Thursday, June 19, 2008
"The Hob Carpet" by Ian R. MacLeod
"The Hob Carpet" by Ian R. MacLeod is an explicit depiction of the horrors of slavery. The hobs in the story are a native species enslaved by the humans of the planet. (I first pictured them as very small, like gnomes, but later realized that they were the size of small humans.) There are thousands of them for every human, and they do everything. A human butcher never cuts meat, his hobs do. Some people are carried everywhere by hobs. They raise the children, farm, build, carry—they do everything. The humans live in almost complete decadence, only taking up the more "intellectual" chores such as arranging trade.
The lives of the hobs are horrible, and this triggers the Reader Warning at the beginning of the story. They're mostly mute, often castrated, raped by human overseers, and sacrificed by the hundreds during religious ceremonies.
We learn all about them from our first-person narrator. He's a misanthropic naturalist. He studies his hobs in order to get more efficiency from them, and soon has the most productive plantation around. This is a dangerous spot to occupy when the climate is changing and the humans around you are suffering. Rumors spread about him, labeling him a hob lover and eventually a devil worshiper, until eventually the priests arrest him and arrange for a show trial. During his long captivity our hero develops many theories of natural history by observing what he can and reading religious texts that his wife brings him. He eventually discovers evolution while being locked up like Galileo, and makes some interesting inferences about the relationship between hobs and humans. He and his wife were long estranged because of his impotence around her, but they reconcile during his imprisonment.

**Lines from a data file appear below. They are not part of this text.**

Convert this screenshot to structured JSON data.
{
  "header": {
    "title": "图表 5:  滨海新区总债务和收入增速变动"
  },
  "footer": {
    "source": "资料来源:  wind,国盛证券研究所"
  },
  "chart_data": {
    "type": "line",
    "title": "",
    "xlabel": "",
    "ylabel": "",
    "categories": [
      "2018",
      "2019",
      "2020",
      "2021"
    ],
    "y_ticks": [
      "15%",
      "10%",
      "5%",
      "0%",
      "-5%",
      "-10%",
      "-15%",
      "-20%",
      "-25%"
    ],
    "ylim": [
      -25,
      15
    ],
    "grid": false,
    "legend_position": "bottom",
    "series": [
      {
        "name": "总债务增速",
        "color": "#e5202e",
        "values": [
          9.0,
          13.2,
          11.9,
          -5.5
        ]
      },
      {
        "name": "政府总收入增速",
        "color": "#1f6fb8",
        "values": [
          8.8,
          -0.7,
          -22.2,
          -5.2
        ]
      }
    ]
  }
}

This man is basically a classical sf protagonist: a keen, cold, brilliant intellect. Yet MacLeod makes clear is that those attributes are in no way sufficient when it comes to righting wrongs. While he was a kinder hob master, believing that light treatment will get better results from them, he doesn't feel any empathy for them. He never seeks to appreciate them as individuals or to free them from servitude (until his plantation is overrun by angry neighbors). It is his humanist wife, one who cares about suffering, who really starts to make a difference in the lives of the hobs.
At the end of this story, MacLeod pulls out all the stops, attacking religion as it perpetrates injustice, valorizing religion as it can right injustice, celebrating science for its enlightening knowledge, and castigating science for not acting on that knowledge. It may have been a more powerful story if we'd gotten to know the wife a little bit better—as it is she is a bit of a stereotyped woman, very sexual and caring, without a lot of depth. She's portrayed more as the narrator's opposite than as a person in her own right, although that may be the consequence of having a misanthropic narrator. It's a powerful story nonetheless. It may preach to the choir but it challenges our complacency.